Submitted by Andy McIlvain.
“Chop Chop!, Chop Chop!,” the crowd of 500-600 people yelled as we all did The Wave in support of contestant Doug. It was the 67th Annual Woodsmen Show at Cherry Springs, PA near the end of 4 hours of competition. Professional Woodsmen from all over the country and continent had chopped, sawed, used cross cut saws, thrown axes, and used chain saws made from motorcycle and snowmobile engines, up to the final event, Tree Felling. Three men would each compete on their own tree in a timed event to see who could chop it down with an axe the fastest.
Invariably, after 4 hours of grueling labor and competition, some of the men are totally exhausted. Doug was done; he was worn out; he was spent. It was 85 degrees, and the sun bore down on him. But, the crowd was with him. And, with the announcer’s encouragement, we supported him both verbally and physically. We had empathy!

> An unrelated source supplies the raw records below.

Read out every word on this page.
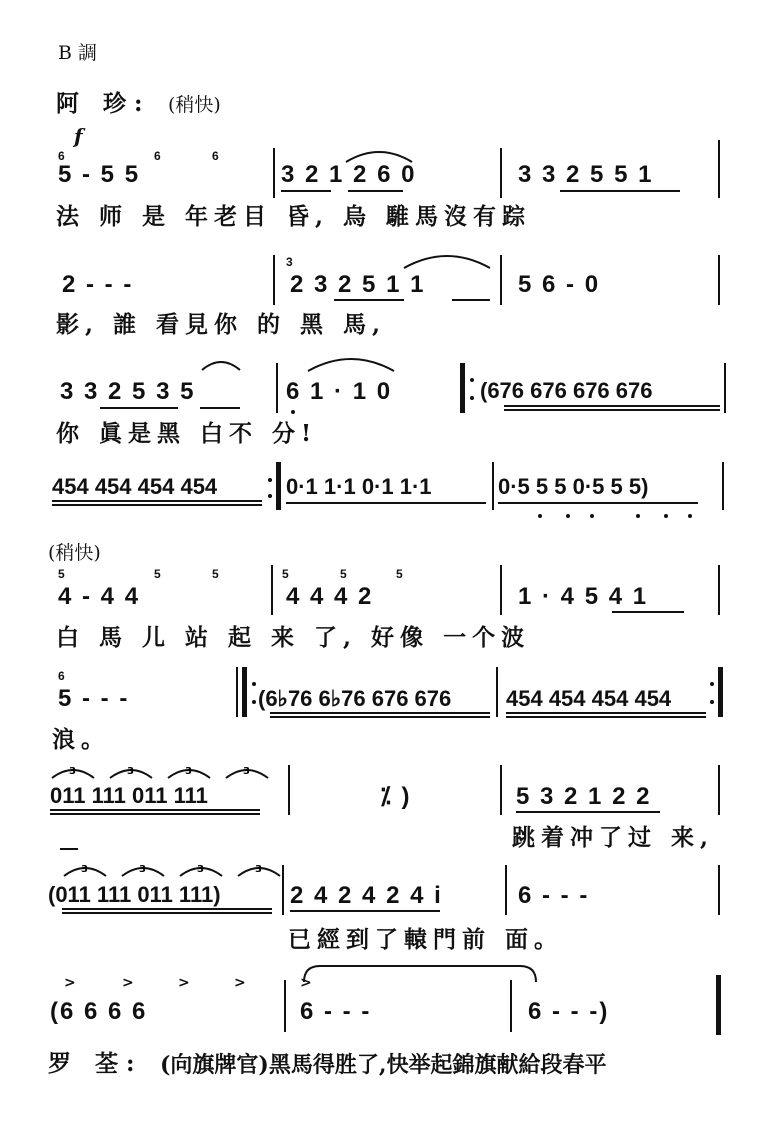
B 調
阿 珍: (稍快)
f
6	6	6
5 - 5 5	3 2 1 2 6 0	3 3 2 5 5 1
法 师 是 年老目 昏, 烏 騅馬沒有踪
2 - - -
3
2 3 2 5 1 1	5 6 - 0
影, 誰 看見你 的 黑 馬,
3 3 2 5 3 5	6 1 · 1 0	(676 676 676 676
你 眞是黑 白不 分!
454 454 454 454	0·1 1·1 0·1 1·1	0·5 5 5 0·5 5 5)
(稍快)
5	5	5
4 - 4 4
5	5	5
4 4 4 2	1 · 4 5 4 1
白 馬 儿 站 起 来 了, 好像 一个波
6
5 - - -	(6♭76 6♭76 676 676 454 454 454 454
浪。
3	3	3	3
011 111 011 111	⁒ )	5 3 2 1 2 2
跳着冲了过 来,
3	3	3	3
(011 111 011 111)	2 4 2 4 2 4 i	6 - - -
已經到了轅門前 面。
>	>	>	>	>
(6 6 6 6	6 - - -	6 - - -)
罗 荃: (向旗牌官)黑馬得胜了,快举起錦旗献給段春平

Consider 500-600 strangers, broken and sinful, with our sicknesses, our afflictions, our depression, our anxieties and disabilities – both physical and mental. For a few minutes, all of us wanted to run down and help Doug chop that tree down! We were one in a way our culture with its emphasis on individualism seldom seeks or approves.
All around me people said, “I want to help him,” or “I just wish I could go down and help him,” or “I feel so bad for him,” or “won’t somebody go help him.” And all the while, I also thought he needs help, “Lord help him!”
Doug could have stopped, he could have given up. As the announcer pointed out, he could have just picked up a chain saw and cut down the tree. But, he would have been disqualified. He was a professional; he would not stop until he completed the task. He did, and we all cheered and clapped and stood up.
For a little over 20 minutes something happened that we rarely seen, empathy and compassion by a large group of people. Not a mob jeering and cursing and rioting, but a group of very different people who were concerned, deeply concerned about the well-being of another human being.
And in all of this, God was at work. The Holy Spirit was active, as was Christ Jesus, indwelling all Christians in the crowd and striving with those that did not know him.
In common was our empathy. Empathy goes beyond sympathy; it is the ability to mutually experience the thoughts, emotions, and direct experience of others.
Our lives are always preaching something to us, through Christ and the Holy Spirit, joy, self-control, humility, gratitude, peace, or pride, selfishness, slander, distraction, anger or empathy. We are told to weep with those who weep (Romans 12:15), for it is in the company of pain we realize we are all in this together.